Domingo 12 DE Julio DE 2020
Opinión

Las dos pandemias y el orden internacional

Nada podrá seguir siendo igual en el futuro.

Fecha de publicación: 30-05-20
Por: Roberto Blum

Desde nuestra perspectiva actual, a cinco meses del inicio, el año comenzó mal. Muy mal. Primero apareció un virus que infectó a uno, dos, cuatro, ocho dieciséis … personas. Muy pronto se convirtió en una verdadera explosión de infectados, enfermos y muertos en regiones cada día más amplias del planeta, una verdadera pandemia sanitaria. El virus ha sabido aprovechar para su beneficio las maravillosas creaciones de nuestra civilización planetaria.
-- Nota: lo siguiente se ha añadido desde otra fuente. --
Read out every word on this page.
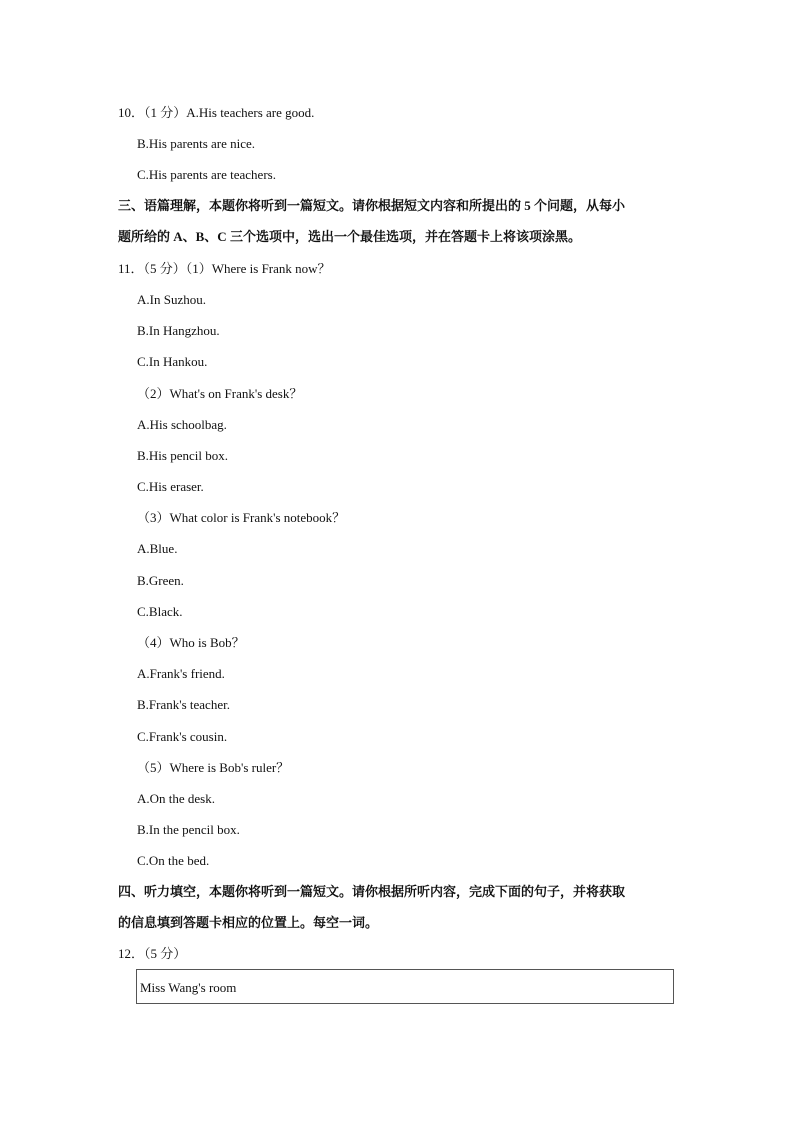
10．（1 分）A.His teachers are good.
B.His parents are nice.
C.His parents are teachers.
三、语篇理解，本题你将听到一篇短文。请你根据短文内容和所提出的 5 个问题，从每小
题所给的 A、B、C 三个选项中，选出一个最佳选项，并在答题卡上将该项涂黑。
11．（5 分）（1）Where is Frank now？
A.In Suzhou.
B.In Hangzhou.
C.In Hankou.
（2）What's on Frank's desk？
A.His schoolbag.
B.His pencil box.
C.His eraser.
（3）What color is Frank's notebook？
A.Blue.
B.Green.
C.Black.
（4）Who is Bob？
A.Frank's friend.
B.Frank's teacher.
C.Frank's cousin.
（5）Where is Bob's ruler？
A.On the desk.
B.In the pencil box.
C.On the bed.
四、听力填空，本题你将听到一篇短文。请你根据所听内容，完成下面的句子，并将获取
的信息填到答题卡相应的位置上。每空一词。
12．（5 分）
Miss Wang's room
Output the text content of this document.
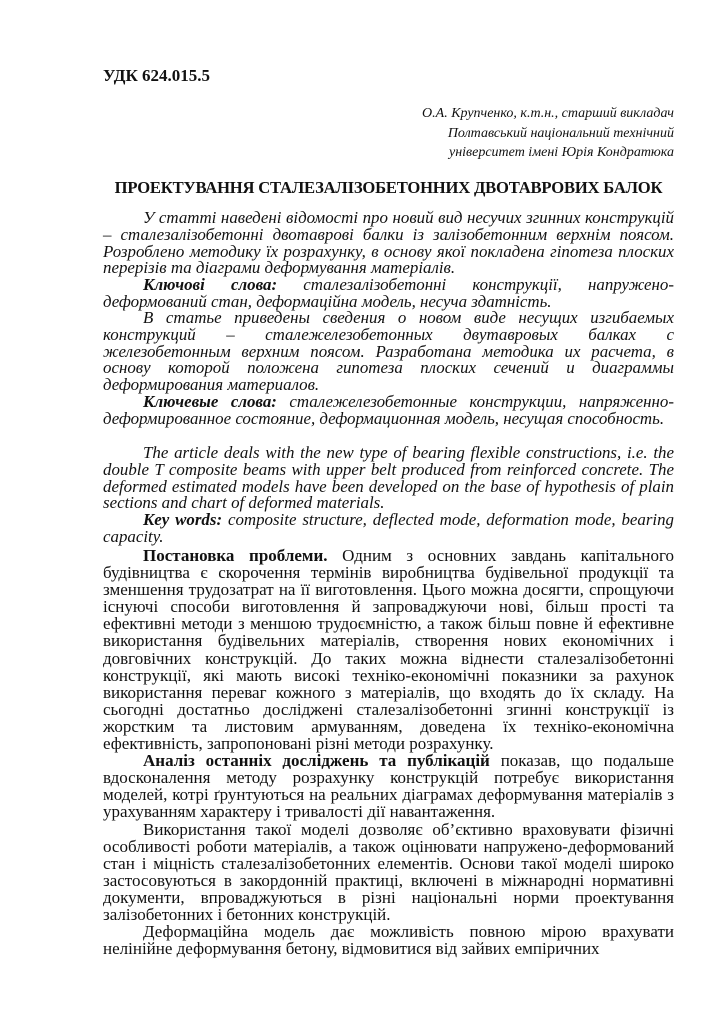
УДК 624.015.5
О.А. Крупченко, к.т.н., старший викладач Полтавський національний технічний університет імені Юрія Кондратюка
ПРОЕКТУВАННЯ СТАЛЕЗАЛІЗОБЕТОННИХ ДВОТАВРОВИХ БАЛОК

У статті наведені відомості про новий вид несучих згинних конструкцій – сталезалізобетонні двотаврові балки із залізобетонним верхнім поясом. Розроблено методику їх розрахунку, в основу якої покладена гіпотеза плоских перерізів та діаграми деформування матеріалів.

Ключові слова: сталезалізобетонні конструкції, напружено-деформований стан, деформаційна модель, несуча здатність.

В статье приведены сведения о новом виде несущих изгибаемых конструкций – сталежелезобетонных двутавровых балках с железобетонным верхним поясом. Разработана методика их расчета, в основу которой положена гипотеза плоских сечений и диаграммы деформирования материалов.

Ключевые слова: сталежелезобетонные конструкции, напряженно-деформированное состояние, деформационная модель, несущая способность.

The article deals with the new type of bearing flexible constructions, i.e. the double T composite beams with upper belt produced from reinforced concrete. The deformed estimated models have been developed on the base of hypothesis of plain sections and chart of deformed materials.

Key words: composite structure, deflected mode, deformation mode, bearing capacity.

Постановка проблеми. Одним з основних завдань капітального будівництва є скорочення термінів виробництва будівельної продукції та зменшення трудозатрат на її виготовлення. Цього можна досягти, спрощуючи існуючі способи виготовлення й запроваджуючи нові, більш прості та ефективні методи з меншою трудоємністю, а також більш повне й ефективне використання будівельних матеріалів, створення нових економічних і довговічних конструкцій. До таких можна віднести сталезалізобетонні конструкції, які мають високі техніко-економічні показники за рахунок використання переваг кожного з матеріалів, що входять до їх складу. На сьогодні достатньо досліджені сталезалізобетонні згинні конструкції із жорстким та листовим армуванням, доведена їх техніко-економічна ефективність, запропоновані різні методи розрахунку.

Аналіз останніх досліджень та публікацій показав, що подальше вдосконалення методу розрахунку конструкцій потребує використання моделей, котрі ґрунтуються на реальних діаграмах деформування матеріалів з урахуванням характеру і тривалості дії навантаження.

Використання такої моделі дозволяє об’єктивно враховувати фізичні особливості роботи матеріалів, а також оцінювати напружено-деформований стан і міцність сталезалізобетонних елементів. Основи такої моделі широко застосовуються в закордонній практиці, включені в міжнародні нормативні документи, впроваджуються в різні національні норми проектування залізобетонних і бетонних конструкцій.

Деформаційна модель дає можливість повною мірою врахувати нелінійне деформування бетону, відмовитися від зайвих емпіричних
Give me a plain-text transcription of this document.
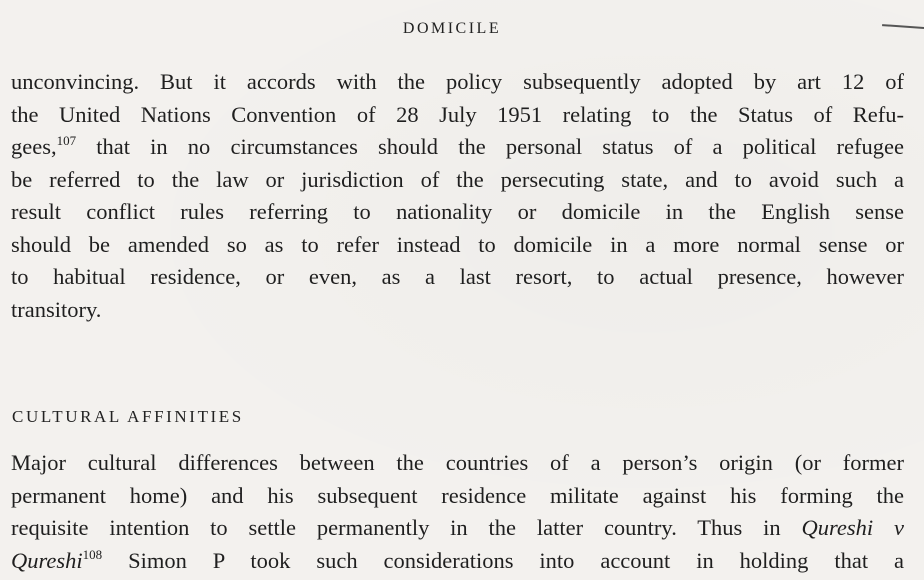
DOMICILE

unconvincing. But it accords with the policy subsequently adopted by art 12 of
the United Nations Convention of 28 July 1951 relating to the Status of Refu-
gees,$^{107}$ that in no circumstances should the personal status of a political refugee
be referred to the law or jurisdiction of the persecuting state, and to avoid such a
result conflict rules referring to nationality or domicile in the English sense
should be amended so as to refer instead to domicile in a more normal sense or
to habitual residence, or even, as a last resort, to actual presence, however
transitory.

CULTURAL AFFINITIES

Major cultural differences between the countries of a person’s origin (or former
permanent home) and his subsequent residence militate against his forming the
requisite intention to settle permanently in the latter country. Thus in Qureshi v
Qureshi$^{108}$ Simon P took such considerations into account in holding that a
La rapidez de nuestro transporte y la increíble y compleja maraña de nuestras relaciones de producción, distribución y consumo en un mundo esencialmente globalizado son como “anillo al dedo” para el microscópico ente replicador que no está vivo pero que sólo puede vivir aprovechándose de los seres vivos. Primera pandemia.

Frente a la explosión de la pandemia sanitaria y el creciente número de enfermos y muertos, los seres humanos aterrorizados, “muertos de miedo pánico”, decidimos frenar la rapidez del contagio pandémico con el único medio posible disponible, la “sana distancia”. Los gobiernos de los Estados-nación fueron dictando diversas disposiciones para tratar de disminuir la velocidad del contagio viral y así ganar un poco de tiempo para enfrentar sustantivamente la emergencia pandémica. Sin embargo, las medidas impuestas para paliar el contagio han traído graves consecuencias a los millones de individuos y a la sociedad misma. “Ningún hombre es una isla”, dijo hace cuatrocientos años el poeta John Donne. Sin duda el hombre es un ser social que necesita del contacto y la interacción con sus semejantes. Cuando está aislado no puede florecer y poco a poco muere su ser más esencial. La vida en comunidad es en verdad necesaria para poder seguir siendo humano. Hoy lo estamos viendo. A falta del constante intercambio que nos impone mantener la “sana distancia”, todos nos empobrecemos. No es solo la pobreza material que crece, sino que también nuestras virtudes sociales se atrofian y aparece en el horizonte el peligro de un retroceso a etapas ya superadas de barbarie y de violencia. Segunda Pandemia.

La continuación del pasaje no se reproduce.